In September, Judge Robert Drain of the U.S. Bankruptcy Court in White Plains, N.Y., approved the plan. The U.S. Trustee Program, an office of the Justice Department, was among those who appealed the decision.

After a court appeal was denied, members of the Sackler family increased their cash offer in February 2022 to settle the thousands of opioid claims for up to $6 billion.

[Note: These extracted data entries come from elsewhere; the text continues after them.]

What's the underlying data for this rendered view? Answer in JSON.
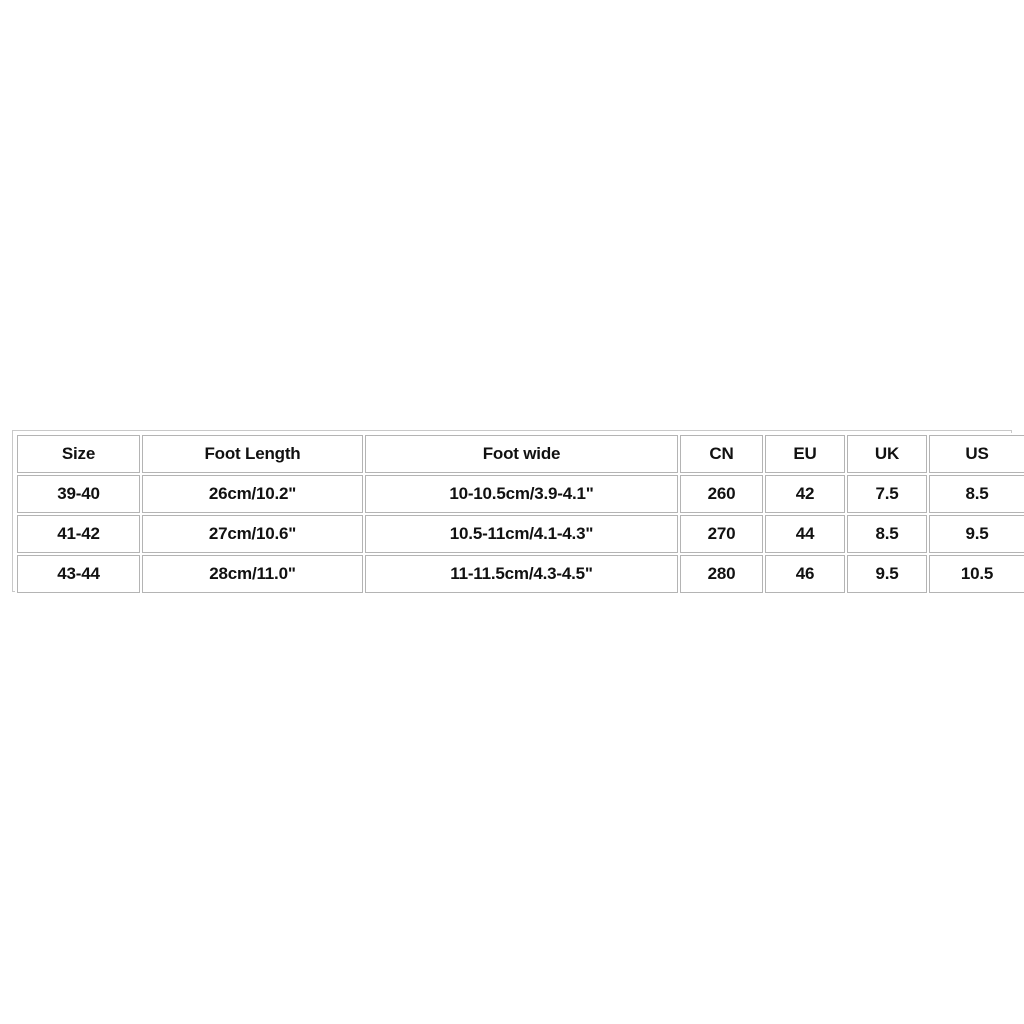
{
  "page": {
    "background_color": "#ffffff"
  },
  "size_chart": {
    "border_color": "#b4b4b4",
    "frame_color": "#c9c9c9",
    "text_color": "#111111",
    "columns": [
      {
        "key": "size",
        "label": "Size"
      },
      {
        "key": "length",
        "label": "Foot Length"
      },
      {
        "key": "wide",
        "label": "Foot wide"
      },
      {
        "key": "cn",
        "label": "CN"
      },
      {
        "key": "eu",
        "label": "EU"
      },
      {
        "key": "uk",
        "label": "UK"
      },
      {
        "key": "us",
        "label": "US"
      }
    ],
    "rows": [
      {
        "size": "39-40",
        "length": "26cm/10.2\"",
        "wide": "10-10.5cm/3.9-4.1\"",
        "cn": "260",
        "eu": "42",
        "uk": "7.5",
        "us": "8.5"
      },
      {
        "size": "41-42",
        "length": "27cm/10.6\"",
        "wide": "10.5-11cm/4.1-4.3\"",
        "cn": "270",
        "eu": "44",
        "uk": "8.5",
        "us": "9.5"
      },
      {
        "size": "43-44",
        "length": "28cm/11.0\"",
        "wide": "11-11.5cm/4.3-4.5\"",
        "cn": "280",
        "eu": "46",
        "uk": "9.5",
        "us": "10.5"
      }
    ]
  }
}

They continued to insist that they be excluded from all opioid-related lawsuits.

The U.S. Court of Appeals for the Second Circuit ruled in favor of the plan over a year later, handing Purdue a victory.

In agreeing to hear the case, the Supreme Court temporarily halted the deal and most likely suspended payments to the plaintiffs until it issues a ruling.

The plan approved by the appeals court “includes one of the most significant and comprehensive” waivers of claims to a party that had not even declared bankruptcy, Solicitor General Elizabeth B. Prelogar, wrote to the court requesting that it hear the case.

Lawyers for Purdue argued that if the court were to reject the deal, “the individuals and entities with an actual interest in the outcome would lose everything.”

They pointed to the unusually strong support among claimants for the plan, add that “Countless lives will be helped – and literally saved – by the billions of dollars that will flow to communities across the country under the plan.”